As usual, during the hype that is Super Bowl week, the NFL is quick to claim the absolute popularity and reach of American football. In 2007, the NFL purported that the Super Bowl was broadcast in 232 countries and in 33 languages. In last year’s Super Bowl was not only the highest rated Super Bowl in American history with 93 million viewers, but also was seen by 11 million Canadian viewers. That means, based on my archaic math, a higher percentage of Canadians (33%) tuned in than American viewers (31%).
However large its viewing audience, the Super Bowl’s magnitude of viewers and impact on worldwide culture does not make American football a prominent international game. I would guess American football is still behind soccer, golf, basketball, hockey, and baseball on the totem pole of global sports.

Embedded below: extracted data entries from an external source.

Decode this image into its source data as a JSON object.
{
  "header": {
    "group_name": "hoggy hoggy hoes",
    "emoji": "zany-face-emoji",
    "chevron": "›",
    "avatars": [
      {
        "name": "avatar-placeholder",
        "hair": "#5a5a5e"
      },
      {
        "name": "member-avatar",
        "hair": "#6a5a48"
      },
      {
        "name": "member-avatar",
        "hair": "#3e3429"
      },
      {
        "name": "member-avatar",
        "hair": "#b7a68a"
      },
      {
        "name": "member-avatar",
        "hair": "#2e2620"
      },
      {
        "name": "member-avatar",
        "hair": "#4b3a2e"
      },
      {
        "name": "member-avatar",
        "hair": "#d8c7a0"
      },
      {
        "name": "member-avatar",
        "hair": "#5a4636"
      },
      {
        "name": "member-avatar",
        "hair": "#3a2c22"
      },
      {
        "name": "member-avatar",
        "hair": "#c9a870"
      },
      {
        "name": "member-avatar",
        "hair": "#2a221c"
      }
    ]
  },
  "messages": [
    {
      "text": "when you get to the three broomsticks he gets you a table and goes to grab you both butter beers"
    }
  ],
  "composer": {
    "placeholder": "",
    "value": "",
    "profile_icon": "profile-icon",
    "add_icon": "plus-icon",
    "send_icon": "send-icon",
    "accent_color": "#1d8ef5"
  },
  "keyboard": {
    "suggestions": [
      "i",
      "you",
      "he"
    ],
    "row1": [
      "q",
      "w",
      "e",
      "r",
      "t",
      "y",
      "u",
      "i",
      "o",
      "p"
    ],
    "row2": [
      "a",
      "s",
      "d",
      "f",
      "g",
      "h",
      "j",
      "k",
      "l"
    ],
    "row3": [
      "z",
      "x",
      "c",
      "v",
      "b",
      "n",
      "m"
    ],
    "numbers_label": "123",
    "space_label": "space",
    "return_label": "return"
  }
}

American football still has a long way to go in regards to international players as well. Whereas the other three major American sports (hockey, basketball, and baseball) all have notable stars from other nations, where are the foreign-born Pro-Bowlers? According to Sportsjunkie.info,
“The NFL is the only one of the four leagues not to have seen a dramatic increase in foreign-born players. It has held steady at a rate below 3% for more than 20 years. In fact, only 51 of the league’s 1,841 players in the NFL this season were born outside the U.S; seven of them were born in Canada. It’s interesting to note that Jamaica sent the most foreigners, nine, to the NFL in 2002. We North Americans know about the pattern of baseball imports from the Carribean, and hockey and basketball imports from Europe, but there is no such pattern in football.”
Despite the growth in Super Bowl viewership, the numbers of foreign-born football players trying to make it in the NFL actually decreased recently after increasing nearly 100% since the late 1990s. In 2006, there were 109 foreign-born players in NFL training camps. The following year, in 2007, there were only 99.

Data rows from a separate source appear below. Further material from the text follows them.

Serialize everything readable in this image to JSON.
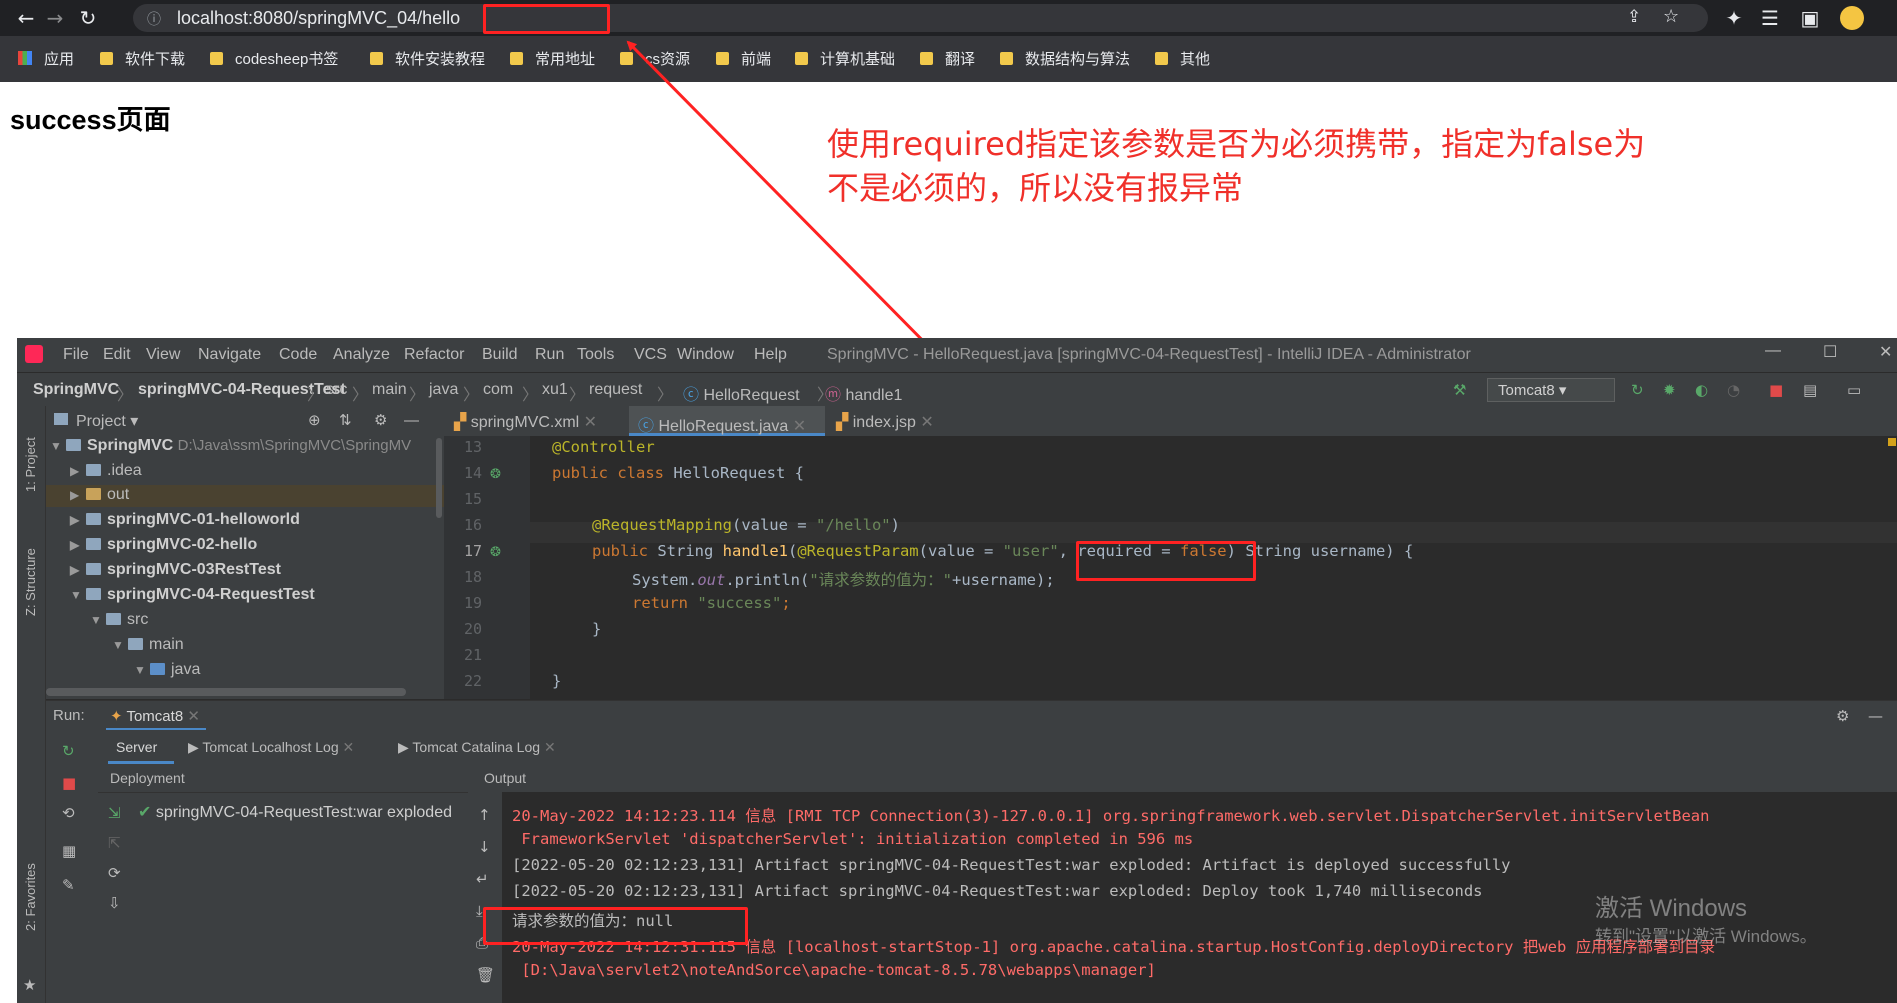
{
  "browser": {
    "url": "localhost:8080/springMVC_04/hello",
    "bookmarks": [
      "应用",
      "软件下载",
      "codesheep书签",
      "软件安装教程",
      "常用地址",
      "cs资源",
      "前端",
      "计算机基础",
      "翻译",
      "数据结构与算法",
      "其他"
    ]
  },
  "page": {
    "heading": "success页面",
    "annotation_line1": "使用required指定该参数是否为必须携带，指定为false为",
    "annotation_line2": "不是必须的，所以没有报异常"
  },
  "ide": {
    "menu": [
      "File",
      "Edit",
      "View",
      "Navigate",
      "Code",
      "Analyze",
      "Refactor",
      "Build",
      "Run",
      "Tools",
      "VCS",
      "Window",
      "Help"
    ],
    "title": "SpringMVC - HelloRequest.java [springMVC-04-RequestTest] - IntelliJ IDEA - Administrator",
    "breadcrumbs": [
      "SpringMVC",
      "springMVC-04-RequestTest",
      "src",
      "main",
      "java",
      "com",
      "xu1",
      "request",
      "HelloRequest",
      "handle1"
    ],
    "run_config": "Tomcat8",
    "project_label": "Project",
    "project_root": "SpringMVC",
    "project_root_path": "D:\\Java\\ssm\\SpringMVC\\SpringMV",
    "tree": [
      ".idea",
      "out",
      "springMVC-01-helloworld",
      "springMVC-02-hello",
      "springMVC-03RestTest",
      "springMVC-04-RequestTest",
      "src",
      "main",
      "java"
    ],
    "editor_tabs": [
      "springMVC.xml",
      "HelloRequest.java",
      "index.jsp"
    ],
    "line_numbers": [
      "13",
      "14",
      "15",
      "16",
      "17",
      "18",
      "19",
      "20",
      "21",
      "22"
    ],
    "code": {
      "l13": "@Controller",
      "l14a": "public class ",
      "l14b": "HelloRequest {",
      "l16a": "@RequestMapping",
      "l16b": "(value = ",
      "l16c": "\"/hello\"",
      "l16d": ")",
      "l17a": "public ",
      "l17b": "String ",
      "l17c": "handle1",
      "l17d": "(",
      "l17e": "@RequestParam",
      "l17f": "(value = ",
      "l17g": "\"user\"",
      "l17h": ", required = ",
      "l17i": "false",
      "l17j": ") String username) {",
      "l18a": "System.",
      "l18b": "out",
      "l18c": ".println(",
      "l18d": "\"请求参数的值为：\"",
      "l18e": "+username);",
      "l19a": "return ",
      "l19b": "\"success\"",
      "l19c": ";",
      "l20": "}",
      "l22": "}"
    },
    "vertical_tabs": [
      "1: Project",
      "Z: Structure",
      "2: Favorites"
    ],
    "run_label": "Run:",
    "run_tab": "Tomcat8",
    "server_tabs": [
      "Server",
      "Tomcat Localhost Log",
      "Tomcat Catalina Log"
    ],
    "deployment_label": "Deployment",
    "output_label": "Output",
    "deployment_item": "springMVC-04-RequestTest:war exploded",
    "output_lines": [
      "20-May-2022 14:12:23.114 信息 [RMI TCP Connection(3)-127.0.0.1] org.springframework.web.servlet.DispatcherServlet.initServletBean",
      " FrameworkServlet 'dispatcherServlet': initialization completed in 596 ms",
      "[2022-05-20 02:12:23,131] Artifact springMVC-04-RequestTest:war exploded: Artifact is deployed successfully",
      "[2022-05-20 02:12:23,131] Artifact springMVC-04-RequestTest:war exploded: Deploy took 1,740 milliseconds",
      "请求参数的值为：null",
      "20-May-2022 14:12:31.115 信息 [localhost-startStop-1] org.apache.catalina.startup.HostConfig.deployDirectory 把web 应用程序部署到目录",
      " [D:\\Java\\servlet2\\noteAndSorce\\apache-tomcat-8.5.78\\webapps\\manager]"
    ]
  },
  "watermark": {
    "line1": "激活 Windows",
    "line2": "转到\"设置\"以激活 Windows。"
  },
  "colors": {
    "annotation_red": "#f0302a",
    "ide_bg": "#2b2b2b",
    "keyword": "#cc7832",
    "string": "#6a8759",
    "log_red": "#ff6b68"
  }
}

So far, the NFL has not been able to translate international viewing interest into athletic interest. Despite entities such as the International Development Practice Squad Program, the NFL still lags considerably behind the NBA, NHL, and Major League Baseball in international talent.

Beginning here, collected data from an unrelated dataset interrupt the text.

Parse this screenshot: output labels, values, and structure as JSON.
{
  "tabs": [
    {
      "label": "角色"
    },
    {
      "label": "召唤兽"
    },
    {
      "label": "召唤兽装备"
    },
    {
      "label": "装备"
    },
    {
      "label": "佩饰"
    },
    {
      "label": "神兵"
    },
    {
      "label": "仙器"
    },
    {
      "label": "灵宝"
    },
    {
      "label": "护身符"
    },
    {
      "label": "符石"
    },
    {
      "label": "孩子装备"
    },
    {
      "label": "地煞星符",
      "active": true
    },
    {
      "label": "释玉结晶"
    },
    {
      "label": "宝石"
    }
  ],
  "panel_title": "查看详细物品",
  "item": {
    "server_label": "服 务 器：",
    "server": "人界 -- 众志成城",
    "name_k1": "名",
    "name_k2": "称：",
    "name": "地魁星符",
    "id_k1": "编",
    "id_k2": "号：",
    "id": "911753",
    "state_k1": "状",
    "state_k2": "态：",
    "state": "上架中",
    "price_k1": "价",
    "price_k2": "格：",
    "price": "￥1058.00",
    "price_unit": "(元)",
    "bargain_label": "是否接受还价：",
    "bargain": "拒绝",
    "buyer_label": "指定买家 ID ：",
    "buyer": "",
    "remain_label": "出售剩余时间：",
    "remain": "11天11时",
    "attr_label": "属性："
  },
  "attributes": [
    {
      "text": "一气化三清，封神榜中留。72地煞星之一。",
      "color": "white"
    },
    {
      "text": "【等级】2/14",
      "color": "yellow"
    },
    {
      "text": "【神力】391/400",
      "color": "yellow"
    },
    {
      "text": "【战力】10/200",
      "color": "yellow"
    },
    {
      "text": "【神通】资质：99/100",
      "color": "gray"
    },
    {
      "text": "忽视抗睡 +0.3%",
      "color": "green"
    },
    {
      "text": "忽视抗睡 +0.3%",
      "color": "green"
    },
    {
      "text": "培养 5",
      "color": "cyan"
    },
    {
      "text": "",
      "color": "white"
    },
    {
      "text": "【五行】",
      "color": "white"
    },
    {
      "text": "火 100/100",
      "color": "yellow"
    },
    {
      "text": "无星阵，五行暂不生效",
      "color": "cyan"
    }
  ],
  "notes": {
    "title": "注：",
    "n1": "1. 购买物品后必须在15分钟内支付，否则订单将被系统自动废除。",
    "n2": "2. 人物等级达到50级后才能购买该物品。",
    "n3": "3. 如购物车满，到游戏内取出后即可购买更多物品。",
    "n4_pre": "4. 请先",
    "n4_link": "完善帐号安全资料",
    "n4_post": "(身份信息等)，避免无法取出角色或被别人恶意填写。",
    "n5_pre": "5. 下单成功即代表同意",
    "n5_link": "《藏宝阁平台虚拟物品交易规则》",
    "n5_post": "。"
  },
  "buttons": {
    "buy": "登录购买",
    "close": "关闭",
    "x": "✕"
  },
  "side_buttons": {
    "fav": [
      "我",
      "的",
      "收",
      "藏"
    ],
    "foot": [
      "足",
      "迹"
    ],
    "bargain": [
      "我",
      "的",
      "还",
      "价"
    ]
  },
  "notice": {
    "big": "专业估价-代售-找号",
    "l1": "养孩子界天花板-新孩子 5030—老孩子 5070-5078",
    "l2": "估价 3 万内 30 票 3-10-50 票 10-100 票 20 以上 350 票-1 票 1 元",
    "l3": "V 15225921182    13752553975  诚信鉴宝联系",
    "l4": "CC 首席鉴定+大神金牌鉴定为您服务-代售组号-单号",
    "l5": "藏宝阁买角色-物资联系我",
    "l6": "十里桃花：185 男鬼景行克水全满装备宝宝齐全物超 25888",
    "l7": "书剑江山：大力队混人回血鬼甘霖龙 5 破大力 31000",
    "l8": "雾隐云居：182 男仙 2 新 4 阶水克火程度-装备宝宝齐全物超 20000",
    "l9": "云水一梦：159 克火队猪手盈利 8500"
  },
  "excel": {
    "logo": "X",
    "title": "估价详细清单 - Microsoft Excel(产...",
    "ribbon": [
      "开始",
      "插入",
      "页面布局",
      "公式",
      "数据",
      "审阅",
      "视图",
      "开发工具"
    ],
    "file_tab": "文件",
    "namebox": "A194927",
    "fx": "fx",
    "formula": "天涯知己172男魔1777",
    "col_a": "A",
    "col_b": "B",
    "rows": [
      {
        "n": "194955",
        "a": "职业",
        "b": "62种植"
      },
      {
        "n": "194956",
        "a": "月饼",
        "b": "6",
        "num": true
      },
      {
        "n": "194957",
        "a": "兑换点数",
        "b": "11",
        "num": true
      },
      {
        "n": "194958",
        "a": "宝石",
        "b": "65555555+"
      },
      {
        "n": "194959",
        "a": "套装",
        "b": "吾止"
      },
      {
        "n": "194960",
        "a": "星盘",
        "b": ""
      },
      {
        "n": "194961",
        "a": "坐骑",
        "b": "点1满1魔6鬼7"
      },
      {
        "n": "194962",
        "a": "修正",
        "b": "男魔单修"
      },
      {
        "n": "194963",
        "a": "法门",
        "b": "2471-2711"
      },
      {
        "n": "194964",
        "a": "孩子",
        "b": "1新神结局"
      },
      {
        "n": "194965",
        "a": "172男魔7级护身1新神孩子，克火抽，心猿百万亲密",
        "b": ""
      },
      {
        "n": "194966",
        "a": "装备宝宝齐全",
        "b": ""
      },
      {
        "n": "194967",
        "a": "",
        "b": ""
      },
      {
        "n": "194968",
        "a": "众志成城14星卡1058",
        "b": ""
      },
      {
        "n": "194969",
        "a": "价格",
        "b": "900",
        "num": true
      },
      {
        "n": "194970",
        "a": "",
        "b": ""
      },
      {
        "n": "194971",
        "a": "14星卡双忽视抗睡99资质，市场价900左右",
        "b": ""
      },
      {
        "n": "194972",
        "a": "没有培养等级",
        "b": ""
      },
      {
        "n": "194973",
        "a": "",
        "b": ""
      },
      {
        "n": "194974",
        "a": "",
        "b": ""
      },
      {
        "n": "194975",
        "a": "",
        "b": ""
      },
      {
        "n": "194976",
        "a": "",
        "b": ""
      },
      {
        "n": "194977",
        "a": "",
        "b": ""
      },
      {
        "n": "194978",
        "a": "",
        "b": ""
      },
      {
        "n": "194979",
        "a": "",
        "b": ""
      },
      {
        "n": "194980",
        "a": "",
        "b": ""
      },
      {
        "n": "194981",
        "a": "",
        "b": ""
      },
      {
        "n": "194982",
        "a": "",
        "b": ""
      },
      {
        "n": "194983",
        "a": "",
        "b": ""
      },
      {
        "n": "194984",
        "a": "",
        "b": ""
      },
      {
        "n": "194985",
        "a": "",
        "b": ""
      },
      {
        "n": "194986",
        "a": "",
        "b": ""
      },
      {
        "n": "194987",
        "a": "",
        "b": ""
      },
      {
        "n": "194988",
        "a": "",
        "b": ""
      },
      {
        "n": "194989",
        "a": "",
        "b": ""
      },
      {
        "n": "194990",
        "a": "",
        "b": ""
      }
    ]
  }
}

My guess is that the current low level of internationality will persist in the NFL for at least for another few years. During that time, Hockey and Basketball will continue to prosper through their respective world-wide independent leagues, and Baseball will lean on its ability to run international academies and training facilities to acquire international talent. But for now and the near future, the National Football League, the sport that most transends American culture, will stay the least international of the major American sports. Even if you can watch the Super Bowl in Zimbabwae.